The study hints at the long-term goals of the ATBI. Even if a truly complete inventory was completed, the threats to the park’s many ecosystems would mandate continual revisits and resampling.
“In the inventory, we’re finding out what’s there,” Bernard says. “But equally important then is monitoring. Being able to go back and check and see if changes have occurred.”
But that will require ongoing resources. Witcher says Discover Life’s board, originally heavily populated by scientists, is diversifying to focus more on fund-raising. Some participants are getting creative; in one program, scientists are offering to name some of the abundant new species after generous donors. (Bernard has already led the way, naming a new springtail with a purplish, spotted back for the Tennessee senator who helped secure some federal financing for the project. As of 2006, the park is home to Cosberella lamaralexanderi.)

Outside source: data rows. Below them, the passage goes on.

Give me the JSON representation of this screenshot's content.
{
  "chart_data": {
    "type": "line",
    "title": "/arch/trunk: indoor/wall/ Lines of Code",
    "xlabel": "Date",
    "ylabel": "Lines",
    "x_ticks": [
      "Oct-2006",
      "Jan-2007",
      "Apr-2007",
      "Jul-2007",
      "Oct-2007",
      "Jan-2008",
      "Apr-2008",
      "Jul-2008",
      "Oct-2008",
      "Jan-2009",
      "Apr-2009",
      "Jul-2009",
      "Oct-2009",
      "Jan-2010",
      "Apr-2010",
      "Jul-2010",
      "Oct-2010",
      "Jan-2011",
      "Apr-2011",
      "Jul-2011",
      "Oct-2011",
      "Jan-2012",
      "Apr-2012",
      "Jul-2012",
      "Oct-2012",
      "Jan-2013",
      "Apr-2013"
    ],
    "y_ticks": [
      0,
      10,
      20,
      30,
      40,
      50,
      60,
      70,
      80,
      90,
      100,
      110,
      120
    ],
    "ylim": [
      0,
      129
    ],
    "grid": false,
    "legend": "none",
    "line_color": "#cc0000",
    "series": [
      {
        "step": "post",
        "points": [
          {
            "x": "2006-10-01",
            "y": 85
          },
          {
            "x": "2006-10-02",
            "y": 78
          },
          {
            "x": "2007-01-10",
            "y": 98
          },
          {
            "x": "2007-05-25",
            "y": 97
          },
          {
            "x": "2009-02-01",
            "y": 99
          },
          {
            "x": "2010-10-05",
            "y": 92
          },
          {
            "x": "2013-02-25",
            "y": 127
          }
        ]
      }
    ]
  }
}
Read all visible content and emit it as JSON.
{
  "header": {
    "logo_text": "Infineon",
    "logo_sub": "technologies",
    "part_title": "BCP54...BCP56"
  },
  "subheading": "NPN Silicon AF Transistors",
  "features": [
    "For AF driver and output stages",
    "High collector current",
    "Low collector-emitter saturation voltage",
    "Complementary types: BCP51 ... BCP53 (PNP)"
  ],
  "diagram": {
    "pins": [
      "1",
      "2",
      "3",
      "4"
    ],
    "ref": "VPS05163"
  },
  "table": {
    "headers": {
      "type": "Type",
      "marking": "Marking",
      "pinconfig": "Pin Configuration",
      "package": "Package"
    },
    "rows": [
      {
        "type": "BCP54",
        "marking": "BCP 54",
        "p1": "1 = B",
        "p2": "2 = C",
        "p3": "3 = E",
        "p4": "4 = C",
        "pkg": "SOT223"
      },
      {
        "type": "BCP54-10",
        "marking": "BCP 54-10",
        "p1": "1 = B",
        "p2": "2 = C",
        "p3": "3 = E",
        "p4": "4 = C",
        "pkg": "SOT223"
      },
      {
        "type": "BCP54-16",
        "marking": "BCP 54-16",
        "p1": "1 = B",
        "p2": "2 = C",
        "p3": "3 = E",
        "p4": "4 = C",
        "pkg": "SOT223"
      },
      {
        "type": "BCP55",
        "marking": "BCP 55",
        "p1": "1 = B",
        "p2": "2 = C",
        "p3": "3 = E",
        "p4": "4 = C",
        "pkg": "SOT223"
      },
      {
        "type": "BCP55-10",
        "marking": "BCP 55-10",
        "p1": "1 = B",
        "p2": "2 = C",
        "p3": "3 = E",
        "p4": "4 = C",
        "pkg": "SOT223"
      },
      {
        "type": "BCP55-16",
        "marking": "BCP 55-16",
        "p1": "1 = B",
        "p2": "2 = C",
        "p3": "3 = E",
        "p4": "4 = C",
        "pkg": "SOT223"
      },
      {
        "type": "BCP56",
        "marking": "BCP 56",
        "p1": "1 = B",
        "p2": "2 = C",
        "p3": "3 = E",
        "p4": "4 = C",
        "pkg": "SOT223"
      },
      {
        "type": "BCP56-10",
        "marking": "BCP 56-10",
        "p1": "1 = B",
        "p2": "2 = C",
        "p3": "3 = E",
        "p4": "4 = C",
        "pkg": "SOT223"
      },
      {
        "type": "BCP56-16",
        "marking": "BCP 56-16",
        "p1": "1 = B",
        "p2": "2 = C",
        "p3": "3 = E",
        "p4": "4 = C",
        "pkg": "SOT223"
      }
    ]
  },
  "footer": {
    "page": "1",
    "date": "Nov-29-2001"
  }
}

All the challenges notwithstanding, Janzen says he hopes more parks around the United States and the world undertake ATBIs in coming years. “China talked about doing a project, but I don’t know if any ever happened,” he says. “Sweden is basically doing an ATBI of the whole country. Aside from that, I can’t name another place that has taken on the whole thing seriously.”
One thing working in the concept’s favor is technology. The computing power necessary to sort and store all the data is much cheaper and more accessible than it was when Janzen first tried to plan an inventory. There’s also the potential to equip future volunteers and scientists with instant identification tools. “Everybody walks around with a cell-phone camera now,” Janzen says. “Today it’s much easier to turn a person into being a biodiversity inventory person, just with the tools they have in their pockets.”
However the ATBI continues, scientists involved in it share a conviction that its continuation is crucial—to understanding what is in the Great Smoky Mountains, and where and why, but by extension also to understanding more about life everywhere on the planet.
“One of the big questions is, if you understand one thing, do you understand many other things?” Sanders says. “Everyone who’s worked there has worked on their favorite group of organisms. Now that I think that I understand something about the ants, does what I’ve learned there apply at all to the lichens? I don’t really know yet.”
He adds, “I think it’s just been an incredible test bed to understand the diversity of life on earth.”